A Taxing New Year’s Resolution

by | Dec 28, 2009 | Cash Flow, Weekly Column

If you’re in the habit of making New Year’s Resolutions, one that you might consider for the coming year is this: “I resolve not to pay more in taxes than I need to.”

When it comes to keeping a resolution, this one might seem like a no-brainer. In fact, however, making sure you don’t overpay your taxes requires some planning, research, and attention to detail. Here are some factors to keep in mind, both as you prepare your tax return for 2009 and as you plan for 2010:

1. As always, pay attention to the basics. Make sure you claim the right number of personal exemptions, figure your taxes at the correct rate, and claim all the deductions to which you are entitled. Some of these might include the child tax credit, education expenses, state taxes, or charitable contributions.

2. If you haven’t contributed the maximum to your IRA, you can still make contributions. If you don’t have an IRA, you have until April 15 of 2010 to open one for 2009.

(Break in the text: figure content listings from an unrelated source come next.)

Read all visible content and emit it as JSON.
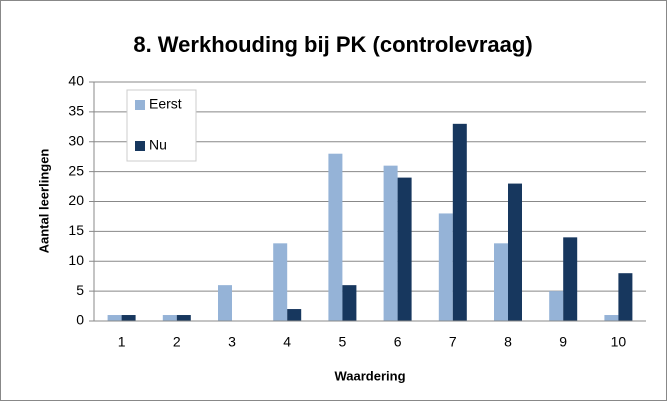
{
  "chart_data": {
    "type": "bar",
    "title": "8. Werkhouding bij PK (controlevraag)",
    "xlabel": "Waardering",
    "ylabel": "Aantal leerlingen",
    "categories": [
      "1",
      "2",
      "3",
      "4",
      "5",
      "6",
      "7",
      "8",
      "9",
      "10"
    ],
    "series": [
      {
        "name": "Eerst",
        "color": "#95b3d7",
        "values": [
          1,
          1,
          6,
          13,
          28,
          26,
          18,
          13,
          5,
          1
        ]
      },
      {
        "name": "Nu",
        "color": "#17375e",
        "values": [
          1,
          1,
          0,
          2,
          6,
          24,
          33,
          23,
          14,
          8
        ]
      }
    ],
    "ylim": [
      0,
      40
    ],
    "yticks": [
      0,
      5,
      10,
      15,
      20,
      25,
      30,
      35,
      40
    ],
    "grid": true,
    "legend": "upper left"
  }
}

3. Make sure you aren’t having too much withheld from your paycheck. A large income tax refund isn’t a “bonus;” it’s an interest-free loan to Uncle Sam. Put the same money into an IRA or savings account instead and let it earn interest for you.

4. If you had any investment losses in 2008, some of those amounts may carry over into 2009. Even if you usually prepare your own tax returns, it might be wise to consult a qualified tax professional about reporting investment losses.

5. Make sure you are taking advantage of any special credits or short-term tax provisions that apply to you. As an example, if you made any energy-saving improvements to your house such as a new furnace or new windows, you may qualify for an energy tax credit. Another example is the first-time homebuyer credit, which has been extended until April 30, 2010. Some of its provisions have been changed, including the addition of a “long-term resident” credit, so check it out if you are considering buying or selling a home.

6. If you can, spend some time on the IRS website to find out about current tax provisions. A good place to start is Publication 17, Your Federal Income Tax, which summarizes current tax rates, credits, and other information. You can read this information online or download it. If you don’t have Internet access, you can get a free printed copy of Publication 17 by calling 1-800-TAX-FORM (829-3676).

7. If your financial affairs are more complex, there are additional ways to save on taxes. One strategy is to arrange to receive more of your income from sources that are taxed at lower rates. Long-term capital gains, for example, are currently taxed at lower rates than ordinary income. These rates will almost certainly be going up in 2011, so if you have investments, it would be wise to discuss tax strategies with your investment advisor.

8. If you own a small business, make sure you deduct all your legitimate business expenses. These might include use of your car, an office in your home, or travel expenses. You also might consider reducing FICA deductions by taking some of the income from your business as dividends rather than a salary. If you do this, you will reduce your future Social Security income, so it’s important to invest the tax savings for your retirement.

Please keep in mind that these ideas are merely possibilities to consider. I strongly recommend that you consult a tax preparer, preferably a CPA, for tax advice tailored to your own situation.